Acredito que a coincidência tenha algo a ver com o presente que recebi da simpática moçoila na semana passada, a obra "Metamorfose", de Franz Kafka, considerado gênio por alguns, louco por outros.
Mal comecei a ler a obra no meu esconderijo quando um baratão surgiu. Toquei o bicho a vassouradas, evitando a morte pelo cheiro asqueroso que poderia invadir o ambiente.
Nas poucas páginas que manuseei pude perceber que o personagem central era um caixeiro viajante, desses seres quase em extinção que se dedicavam a difundir produtos no surgimento do capitalismo industrial, sendo responsável pelo sustento da família.
Lembrei dos tempos em que atuava na área de vendas, cobrindo os territórios catarinense e paranaense, passando muitos dias em hotelecos de cidades sem importància demográfica.
O baratão de Kafka não é tão louco assim, afinal de contas está cercado de responsabilidades sociais, vive numa sociedade que oprime sua família e é obrigado a trabalhar para evitar a vergonha geral.
Pais fracos, como os da sociedade marginalizada pelo processo capitalista, multiplicados por milhões em todo o planeta. Se o personagem central da história fosse considerado como um padrão de sobrevivência, comendo e bebendo pouco, trabalhando para juntar os restos dos outros e viver numa birosca qualquer, não haveria nada de surpreendente.
O baratão que surgiu na redação era do tipo folgado, sem nada a ver com o personagem estranho do Kafka, antecessor dos cucarachas latinos, como somos carinhosamente designados pelos norte-americanos.

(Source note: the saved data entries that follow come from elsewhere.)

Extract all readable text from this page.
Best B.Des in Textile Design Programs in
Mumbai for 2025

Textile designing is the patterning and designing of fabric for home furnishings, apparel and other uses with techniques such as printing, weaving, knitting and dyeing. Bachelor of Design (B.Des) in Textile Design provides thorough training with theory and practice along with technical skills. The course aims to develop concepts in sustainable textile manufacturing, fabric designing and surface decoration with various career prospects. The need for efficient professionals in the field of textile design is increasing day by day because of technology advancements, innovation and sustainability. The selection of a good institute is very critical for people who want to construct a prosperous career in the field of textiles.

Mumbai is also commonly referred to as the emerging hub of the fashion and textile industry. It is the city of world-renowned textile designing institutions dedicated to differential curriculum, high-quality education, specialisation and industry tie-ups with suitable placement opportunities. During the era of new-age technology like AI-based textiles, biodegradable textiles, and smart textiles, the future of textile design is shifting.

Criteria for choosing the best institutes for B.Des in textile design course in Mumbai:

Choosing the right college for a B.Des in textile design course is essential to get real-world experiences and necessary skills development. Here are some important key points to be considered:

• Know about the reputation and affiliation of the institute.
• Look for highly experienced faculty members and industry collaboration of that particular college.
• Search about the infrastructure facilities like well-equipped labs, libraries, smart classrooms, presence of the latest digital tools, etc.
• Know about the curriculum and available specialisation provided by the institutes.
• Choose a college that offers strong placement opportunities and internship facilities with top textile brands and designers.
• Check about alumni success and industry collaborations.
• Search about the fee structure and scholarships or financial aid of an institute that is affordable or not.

Baratões sem destino, andamos a esmo, tentando fugir de nossa sina de submissão aos interesses transnacionais, e pasmem, nossas vidas são pesadelos muito maiores que os do pobre personagem central. Ele se vira para tentar explicar aos pais e patrões que está sofrendo, mas o patrão quer lucro e os pais imploram pelo pão de cada dia, como os supliciados das favelas. Deixei que o baratão fosse embora. Não sou patrão, e a luta continua.